Судьба распорядилась так, что в отношении Гая и Луция этот вопрос даже не возникал. Рок, довлевший над семьей и иногда упоминаемый под именем Ливии, подстерег и Гая. К 18 годам он успел добиться первых успехов в военной карьере и от имени деда возглавил германские легионы, стоявшие на Дунае. Но уже на следующий год он получил гораздо более важную миссию. Парфяне снова начали вмешиваться в армянские дела, и Август, удрученный отсутствием Тиберия, решил, что пора привлечь Гая к выполнению серьезных заданий. Чтобы в преждевременную зрелость юноши поверили и остальные, он задумал его женить и сам выбрал ему невесту — Ливиллу, дочь Друза и Антонии. Затем он облек его властью проконсуляра и отправил наводить страх на парфянского царя.

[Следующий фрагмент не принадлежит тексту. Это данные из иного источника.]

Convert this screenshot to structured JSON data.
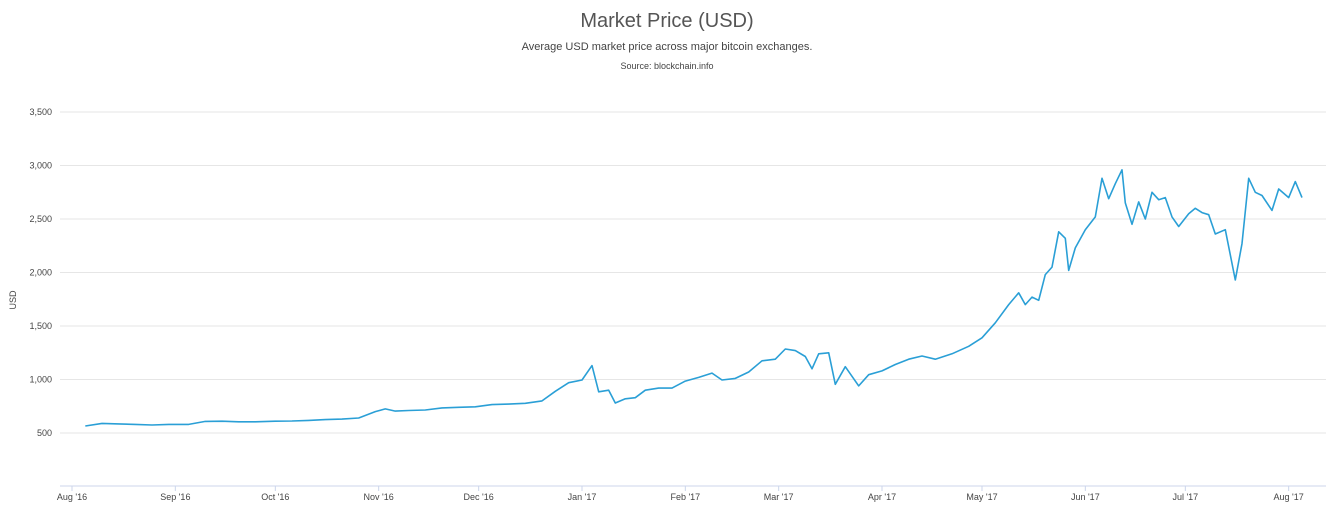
{
  "chart_data": {
    "type": "line",
    "title": "Market Price (USD)",
    "subtitle": "Average USD market price across major bitcoin exchanges.",
    "source": "Source: blockchain.info",
    "ylabel": "USD",
    "xlabel": "",
    "ylim": [
      0,
      3500
    ],
    "yticks": [
      500,
      1000,
      1500,
      2000,
      2500,
      3000,
      3500
    ],
    "ytick_labels": [
      "500",
      "1,000",
      "1,500",
      "2,000",
      "2,500",
      "3,000",
      "3,500"
    ],
    "xlim": [
      "2016-08-01",
      "2017-08-08"
    ],
    "xticks": [
      {
        "date": "2016-08-01",
        "label": "Aug '16"
      },
      {
        "date": "2016-09-01",
        "label": "Sep '16"
      },
      {
        "date": "2016-10-01",
        "label": "Oct '16"
      },
      {
        "date": "2016-11-01",
        "label": "Nov '16"
      },
      {
        "date": "2016-12-01",
        "label": "Dec '16"
      },
      {
        "date": "2017-01-01",
        "label": "Jan '17"
      },
      {
        "date": "2017-02-01",
        "label": "Feb '17"
      },
      {
        "date": "2017-03-01",
        "label": "Mar '17"
      },
      {
        "date": "2017-04-01",
        "label": "Apr '17"
      },
      {
        "date": "2017-05-01",
        "label": "May '17"
      },
      {
        "date": "2017-06-01",
        "label": "Jun '17"
      },
      {
        "date": "2017-07-01",
        "label": "Jul '17"
      },
      {
        "date": "2017-08-01",
        "label": "Aug '17"
      }
    ],
    "grid": true,
    "line_color": "#2a9fd6",
    "series": [
      {
        "values": [
          [
            "2016-08-05",
            565
          ],
          [
            "2016-08-10",
            590
          ],
          [
            "2016-08-15",
            585
          ],
          [
            "2016-08-20",
            580
          ],
          [
            "2016-08-25",
            575
          ],
          [
            "2016-08-30",
            580
          ],
          [
            "2016-09-05",
            580
          ],
          [
            "2016-09-10",
            608
          ],
          [
            "2016-09-15",
            610
          ],
          [
            "2016-09-20",
            605
          ],
          [
            "2016-09-25",
            605
          ],
          [
            "2016-10-01",
            610
          ],
          [
            "2016-10-06",
            612
          ],
          [
            "2016-10-11",
            618
          ],
          [
            "2016-10-16",
            625
          ],
          [
            "2016-10-21",
            630
          ],
          [
            "2016-10-26",
            640
          ],
          [
            "2016-10-31",
            700
          ],
          [
            "2016-11-03",
            725
          ],
          [
            "2016-11-06",
            705
          ],
          [
            "2016-11-10",
            710
          ],
          [
            "2016-11-15",
            715
          ],
          [
            "2016-11-20",
            735
          ],
          [
            "2016-11-25",
            740
          ],
          [
            "2016-11-30",
            745
          ],
          [
            "2016-12-05",
            765
          ],
          [
            "2016-12-10",
            770
          ],
          [
            "2016-12-15",
            778
          ],
          [
            "2016-12-20",
            800
          ],
          [
            "2016-12-24",
            890
          ],
          [
            "2016-12-28",
            970
          ],
          [
            "2017-01-01",
            995
          ],
          [
            "2017-01-04",
            1130
          ],
          [
            "2017-01-06",
            885
          ],
          [
            "2017-01-09",
            900
          ],
          [
            "2017-01-11",
            780
          ],
          [
            "2017-01-14",
            820
          ],
          [
            "2017-01-17",
            830
          ],
          [
            "2017-01-20",
            900
          ],
          [
            "2017-01-24",
            920
          ],
          [
            "2017-01-28",
            920
          ],
          [
            "2017-02-01",
            985
          ],
          [
            "2017-02-05",
            1020
          ],
          [
            "2017-02-09",
            1060
          ],
          [
            "2017-02-12",
            995
          ],
          [
            "2017-02-16",
            1010
          ],
          [
            "2017-02-20",
            1070
          ],
          [
            "2017-02-24",
            1175
          ],
          [
            "2017-02-28",
            1190
          ],
          [
            "2017-03-03",
            1285
          ],
          [
            "2017-03-06",
            1270
          ],
          [
            "2017-03-09",
            1215
          ],
          [
            "2017-03-11",
            1100
          ],
          [
            "2017-03-13",
            1240
          ],
          [
            "2017-03-16",
            1250
          ],
          [
            "2017-03-18",
            955
          ],
          [
            "2017-03-21",
            1120
          ],
          [
            "2017-03-23",
            1030
          ],
          [
            "2017-03-25",
            940
          ],
          [
            "2017-03-28",
            1045
          ],
          [
            "2017-04-01",
            1080
          ],
          [
            "2017-04-05",
            1140
          ],
          [
            "2017-04-09",
            1190
          ],
          [
            "2017-04-13",
            1220
          ],
          [
            "2017-04-17",
            1190
          ],
          [
            "2017-04-22",
            1240
          ],
          [
            "2017-04-27",
            1310
          ],
          [
            "2017-05-01",
            1390
          ],
          [
            "2017-05-05",
            1530
          ],
          [
            "2017-05-09",
            1700
          ],
          [
            "2017-05-12",
            1810
          ],
          [
            "2017-05-14",
            1700
          ],
          [
            "2017-05-16",
            1770
          ],
          [
            "2017-05-18",
            1740
          ],
          [
            "2017-05-20",
            1980
          ],
          [
            "2017-05-22",
            2050
          ],
          [
            "2017-05-24",
            2380
          ],
          [
            "2017-05-26",
            2320
          ],
          [
            "2017-05-27",
            2020
          ],
          [
            "2017-05-29",
            2230
          ],
          [
            "2017-06-01",
            2400
          ],
          [
            "2017-06-04",
            2520
          ],
          [
            "2017-06-06",
            2880
          ],
          [
            "2017-06-08",
            2690
          ],
          [
            "2017-06-10",
            2830
          ],
          [
            "2017-06-12",
            2960
          ],
          [
            "2017-06-13",
            2650
          ],
          [
            "2017-06-15",
            2450
          ],
          [
            "2017-06-17",
            2660
          ],
          [
            "2017-06-19",
            2500
          ],
          [
            "2017-06-21",
            2750
          ],
          [
            "2017-06-23",
            2680
          ],
          [
            "2017-06-25",
            2700
          ],
          [
            "2017-06-27",
            2520
          ],
          [
            "2017-06-29",
            2430
          ],
          [
            "2017-07-02",
            2550
          ],
          [
            "2017-07-04",
            2600
          ],
          [
            "2017-07-06",
            2560
          ],
          [
            "2017-07-08",
            2540
          ],
          [
            "2017-07-10",
            2360
          ],
          [
            "2017-07-13",
            2400
          ],
          [
            "2017-07-16",
            1930
          ],
          [
            "2017-07-18",
            2270
          ],
          [
            "2017-07-20",
            2880
          ],
          [
            "2017-07-22",
            2750
          ],
          [
            "2017-07-24",
            2720
          ],
          [
            "2017-07-27",
            2580
          ],
          [
            "2017-07-29",
            2780
          ],
          [
            "2017-08-01",
            2700
          ],
          [
            "2017-08-03",
            2850
          ],
          [
            "2017-08-05",
            2700
          ]
        ]
      }
    ]
  }
}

Может быть, он говорил себе, что сам в таком же точно возрасте ринулся на завоевание власти. Если так, значит, он не понимал, что Гай был сотворен из совсем другого теста, Тем не менее Гай отбыл на восток империи. Из сопровождавших его товарищей по меньшей мере двое заслуживали не самой лестной характеристики. Сын Антонии Старшей Гней Домиций Агенобарб прославился необузданным нравом. Однажды он убил своего вольноотпущенника только за то, что тот не хотел пить, сколько ему велели. После этого случая Гай вычеркнул его из списка своих друзей[203].